The Portland Charter Commission is continuing its slow progress towards a recommendation to create an executive mayor with more authority to lead the city, although the discussion now requires hired facilitators to steer the group.
During a facilitated discussion last week, commissioners took a series of straw polls to see where members stood on certain issues. The polls were nonbinding and a way to gauge which broad ideas commissioners would support.

This was the first meeting with the two facilitators the commission has hired: Samaa Abdurraqib, associate director of the Maine Humanities Council who also facilitated the city’s Racial Equity Steering Committee, and Hilary North-Ellasante, a consultant from Lewiston.
Yet despite the desire for the straw polls to largely be informal and not rooted in specific details, the commission did get bogged down in details several times, to the point where facilitators had to remind them they were just conducting straw polls.
Unlike previous meetings, the facilitators kept commissioners on a time limit for comments: they were allowed just three minutes per turn to speak, although they could raise their hands and be granted additional time. No commissioners ran out of time.

Of the 11 commissioners present during the facilitated meeting, seven supported making the elected mayor the city’s chief executive, and the hiring of a city administrator with managerial or financial expertise.
Chairman Michael Kebede, who proposed using straw polls, said his intention was not to hammer out the details or finalize a proposal.

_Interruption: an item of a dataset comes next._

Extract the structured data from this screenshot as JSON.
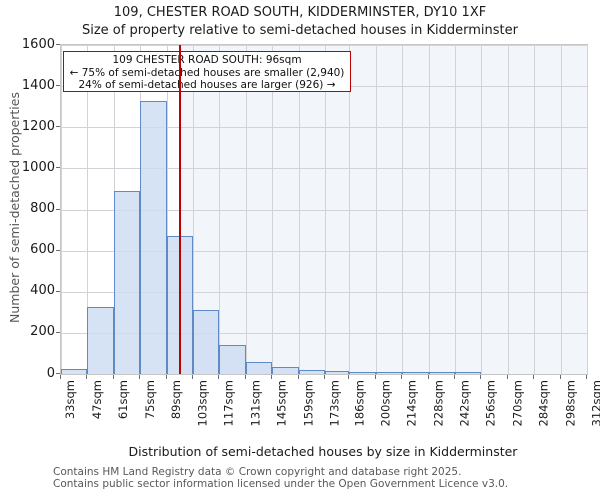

Given that there are so many commissioners and varying opinions, he said he didn’t anticipate them being able to “successfully vote a full package of a governance proposal up or down,” so this was an attempt to see what had the most support either by majority or by consensus.
“The only way to complete our work is by eating the elephant one bite at a time,” he said. “And this strikes me as the most appropriate first bite.”
Nine commissioners agreed in a straw poll asking if the executive mayor should not have unilateral power to hire and fire department heads or the city manager.
When asked if the executive mayor should have the authority to draft the annual municipal budget, eight agreed.
And when asked if they would support moving the mayoral election to coincide with the presidential election, nine were in support.
The group has struggled to make progress on a recommendation for changing the division of power in City Hall.
Initially, three members of the governance committee submitted a proposal. Then Commissioner Nasreen Sheikh-Yousef, another member of that committee, submitted a separate proposal.
When the full commission convened, Commissioner Marpheen Chann offered what he called a compromise of those two proposals. Then Commissioner Robert O’Brien, who chairs the governance committee, submitted proposals to amend Chann’s compromise proposal.
The commission must send a preliminary report of the recommendations it has completed to the City Council in May, with a final report due in July. The proposed changes to the City Charter will go to a voter referendum in November.
Commission has spent more than $35K on legal fees
In the eight months since it began working on recommendations that could overhaul city government the Portland Charter Commission has spent almost half of its allotted budget on attorney fees.
Chairman Michael Kebede said the commission had spent just over $37,000 of its $75,000 budget through March 9, with more than $35,000 of that for legal fees paid to the panel’s attorney from Perkins Thompson.
The fees do not include payments to facilitators hired to help guide commission discussions and additional fees for speakers and staff.
On Monday, Kebede said the facilitators would each be paid $150 per hour. The final cost for their services will likely be between $2,800 and $3,600, but Kebede said he could not be sure of the final amount.
The commission budget has been a challenge from the outset. While they began meeting last June, commissioners had to wait two months until they received a final budget. The process angered some members of the commission at the time, with one commissioner claiming City Hall had been “stonewalling” the 12-member commission.
Commissioners were also initially told they only had a budget of $1,000 with an additional $74,000 set aside for legal services. That was eventually resolved and the commission was told it had a total budget of $75,000 to use at its discretion.